Price-index agreements are used by vendors to prevent their margins from being eaten by unexpected price spikes. Sometimes, a company will develop a web of such agreements. In one recent deal involving the acquisition of a contract parts manufacturer in Asia, the target company’s entire value chain was indexed to the price of key materials; their third-party logistics provider’s charges were indexed to labor and freight costs, while the U.S.-based final assembly was cost-plus based, and indexed to the assembler’s invoiced prices.
In normal times, these kinds of contracts do not require much scrutiny, but when supply-chain costs are so volatile, such agreements can have a major impact on a target company’s profit margin—whether they stay in place after M&A, are broken, or renegotiated.
Indexing basics
Writing a price-index contract is a game with two sides. If you’re a buyer, your supplier wants to offload as much risk as possible onto you, whereas you want to pay no more than what you have paid before. Indexing agreements can be particularly risky for the buyer. As such, you want the price-index contract to be written in a way that keeps your suppliers healthy, but not so they profit at your expense. Such details can be easily overlooked in the heat of an M&A negotiation.
In your due-diligence process, review every price agreement with three questions in mind. Firstly, does the supplier have a legitimate case for indexing? This type of agreement is intended either to minimize the target’s supply-chain risk, or to help stabilize a partner’s costs. It should cover only those materials that constitute a high proportion of the target company’s cost of goods bought and sold.
Secondly, how much of the indexed material does the buyer need? Often, the amount of raw material used in a component is only a portion of the purchase. Be aware, too, that for some materials, such as aluminum from scrap metal, production surcharges may be separate from the cost of the material itself. Sometimes, the prices of the material and the surcharge may even move in opposite directions.
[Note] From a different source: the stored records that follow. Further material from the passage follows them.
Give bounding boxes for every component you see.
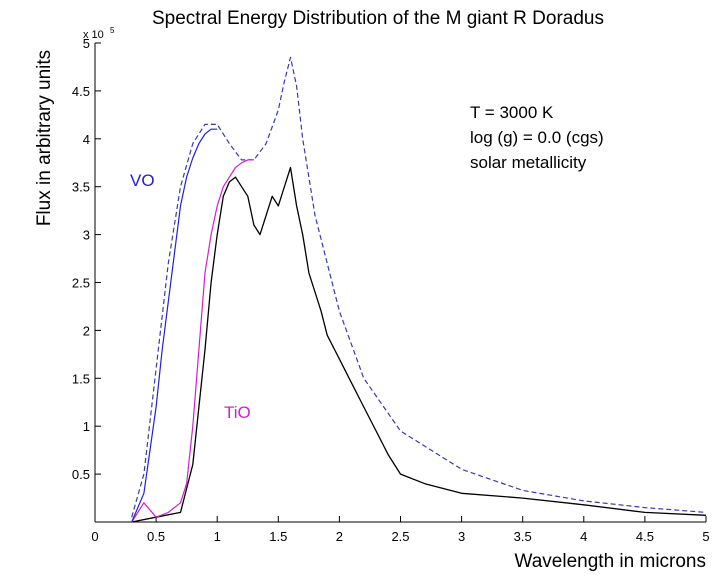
y-tick-label: 1 <box>83 419 90 434</box>
y-multiplier-exponent: 5 <box>110 26 115 35</box>
x-tick-label: 4.5 <box>636 529 654 544</box>
y-tick-label: 5 <box>83 36 90 51</box>
observed-spectrum-line <box>131 166 707 523</box>
x-tick-label: 1 <box>214 529 221 544</box>
x-tick-label: 3 <box>458 529 465 544</box>
y-multiplier: x 10 5 <box>83 26 115 41</box>
x-tick-label: 0.5 <box>147 529 165 544</box>
x-tick-label: 3.5 <box>514 529 532 544</box>
x-tick-label: 2.5 <box>391 529 409 544</box>
temperature-annotation: T = 3000 K <box>470 103 554 122</box>
x-tick-label: 4 <box>580 529 587 544</box>
chart-title: Spectral Energy Distribution of the M gi… <box>152 8 604 29</box>
vo-model-line <box>131 128 218 523</box>
vo-label: VO <box>130 171 155 190</box>
origin-label: 0 <box>91 529 98 544</box>
x-ticks: 0.5 1 1.5 2 2.5 3 3.5 4 4.5 5 <box>147 516 710 544</box>
y-tick-label: 3 <box>83 228 90 243</box>
series-layer <box>131 56 707 523</box>
axes <box>94 43 706 523</box>
y-ticks: 0.5 1 1.5 2 2.5 3 3.5 4 4.5 5 <box>72 36 101 482</box>
x-tick-label: 1.5 <box>269 529 287 544</box>
y-axis-label: Flux in arbitrary units <box>34 50 55 226</box>
x-tick-label: 5 <box>702 529 709 544</box>
continuum-line <box>131 56 707 518</box>
y-tick-label: 4.5 <box>72 84 90 99</box>
y-tick-label: 3.5 <box>72 180 90 195</box>
tio-label: TiO <box>224 403 251 422</box>
gravity-annotation: log (g) = 0.0 (cgs) <box>470 128 604 147</box>
tio-model-line <box>131 159 254 523</box>
y-multiplier-base: x 10 <box>83 29 104 41</box>
y-tick-label: 4 <box>83 132 90 147</box>
model-parameters: T = 3000 K log (g) = 0.0 (cgs) solar met… <box>470 103 604 172</box>
y-tick-label: 2 <box>83 323 90 338</box>
metallicity-annotation: solar metallicity <box>470 153 587 172</box>
y-tick-label: 0.5 <box>72 467 90 482</box>
y-tick-label: 1.5 <box>72 371 90 386</box>
x-axis-label: Wavelength in microns <box>515 551 706 572</box>
x-tick-label: 2 <box>336 529 343 544</box>
y-tick-label: 2.5 <box>72 276 90 291</box>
And thirdly, is the contract appropriate for the situation? There are four basic types of index contracts to choose from:
- Fixed-price contracts are agreements where the price is held constant throughout the contract, even if there is a change in the underlying cost of the input. This protects against price fluctuations, but its rigidity can make it expensive and constraining.
- Floating-market-price index contracts fluctuate with the underlying input costs. This eliminates mispricing but gives little protection against extreme price spikes.
- Straight-collar index contracts allow the price to move freely within a fixed band (e.g., plus or minus three percent), but freezes the price if the seller’s cost goes above or below that band. This buffers against extreme cost spikes, although the price can still change rapidly.
- Adjustable-collar index contracts allow the price to go up and down within a moveable band, but the final parameters can be reset by mutual agreement. This reduces the risk of mispricing and volatility but can be cumbersome to implement.
"Cost-indexing agreements are a powerful tool for managing price volatility, but like any tool, they are useful only in certain contexts."
There is also a risk they may be broken at the precise moment they are most needed. After all, price pressure can’t be eliminated, only reallocated; at some point, it will be felt in the system. Before you buy, it’s a good idea to understand where and when those points are likely to lie in the target company.